A compreensão atual acerca do poder geral de cautela dos tribunais de contas é a de que ele se estabelece implicitamente, com clara referência à Teoria dos Poderes Implícitos, cuja origem remonta ao caso McCulloch v. Maryland, julgado pela Suprema Corte dos Estados Unidos da América no ano de 1819.
Segundo a referida teoria, a Constituição, quando confere atribuição a determinado órgão estatal, assegura, correlatamente, ainda que de modo não expresso, os meios necessários para o seu efetivo cumprimento. É o que se extrai, por exemplo, do art. 71, X, da Carta Magna, ao prever que o Tribunal de Contas da União, no exercício das suas competências, pode sustar a execução do ato impugnado, comunicando a decisão à Câmara dos Deputados e ao Senado Federal.

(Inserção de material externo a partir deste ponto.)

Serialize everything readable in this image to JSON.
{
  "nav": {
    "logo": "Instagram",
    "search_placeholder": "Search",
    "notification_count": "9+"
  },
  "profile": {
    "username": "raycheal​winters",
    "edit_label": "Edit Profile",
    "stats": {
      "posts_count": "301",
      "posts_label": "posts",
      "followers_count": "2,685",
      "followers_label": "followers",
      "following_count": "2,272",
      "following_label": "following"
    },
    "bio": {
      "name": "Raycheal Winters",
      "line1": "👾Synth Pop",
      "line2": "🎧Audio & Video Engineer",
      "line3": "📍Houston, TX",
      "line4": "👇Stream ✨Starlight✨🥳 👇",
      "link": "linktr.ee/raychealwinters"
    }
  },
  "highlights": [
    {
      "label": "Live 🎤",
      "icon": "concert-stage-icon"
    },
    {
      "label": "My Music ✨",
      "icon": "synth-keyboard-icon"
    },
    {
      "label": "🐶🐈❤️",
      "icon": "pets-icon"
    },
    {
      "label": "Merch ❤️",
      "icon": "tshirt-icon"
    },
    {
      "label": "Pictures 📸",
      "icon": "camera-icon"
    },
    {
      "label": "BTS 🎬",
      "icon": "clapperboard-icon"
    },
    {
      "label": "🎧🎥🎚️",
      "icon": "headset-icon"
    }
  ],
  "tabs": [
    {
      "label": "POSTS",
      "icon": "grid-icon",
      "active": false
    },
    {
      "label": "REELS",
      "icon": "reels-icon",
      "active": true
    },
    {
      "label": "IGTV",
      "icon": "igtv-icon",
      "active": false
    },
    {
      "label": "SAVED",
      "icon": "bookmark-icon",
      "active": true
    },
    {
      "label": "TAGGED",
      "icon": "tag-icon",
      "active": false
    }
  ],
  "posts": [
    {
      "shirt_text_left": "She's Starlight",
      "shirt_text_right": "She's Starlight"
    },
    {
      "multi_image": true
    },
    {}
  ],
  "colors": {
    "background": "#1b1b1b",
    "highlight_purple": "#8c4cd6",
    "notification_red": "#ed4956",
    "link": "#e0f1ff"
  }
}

Aliás, no âmbito do TCE-MT, o poder geral de cautela encontra respaldo no art. 297, caput, e 298 do seu Regimento Interno, prevendo, inclusive a possibilidade de se determinar medidas cautelares inominadas de caráter urgente (art. 298, IV).
Sucede que, embora a matéria esteja aparentemente sedimentada, ela não está, em absoluto, indene a críticas, sobretudo porque a ideia de competências constitucionais implícitas só faz sentido se for compatível com o sistema de competências atribuído explicitamente pela Constituição.
Registre-se, como acentua Eduardo Jordão, que a Constituição não foi silente sobre a existência de poder cautelar ao TCU; ao contrário, ela o previu expressamente no supramencionado art. 71, X, que disciplinou o seu exercício, máxime a partir de uma leitura combinada dos arts, 71, IX e X, pois deixa claro que a sustação dos efeitos de atos irregulares pelo TCU (i) será precedida do esgotamento de prazo que o próprio TCU assinar para que as autoridades pertinentes adotem as soluções cabíveis e (ii) será seguida da comunicação da decisão de sustação à Câmara e ao Senado.
Nesse contexto, ressai temerário reivindicar poder geral de cautela que permita ao TCU aplicar outras medidas cautelares ou suspender atos administrativos sem seguir este procedimento, expressamente previsto no texto constitucional, sob pena de subverter a teoria em questão e malferir frontalmente a previsão constitucional.
E tal perspectiva pode e deve, ainda que em última análise, nortear o exercício do poder cautelar nas Cortes Estaduais de Contas, sobretudo nas hipóteses inominadas, em ordem a garantir a legitimidade das decisões.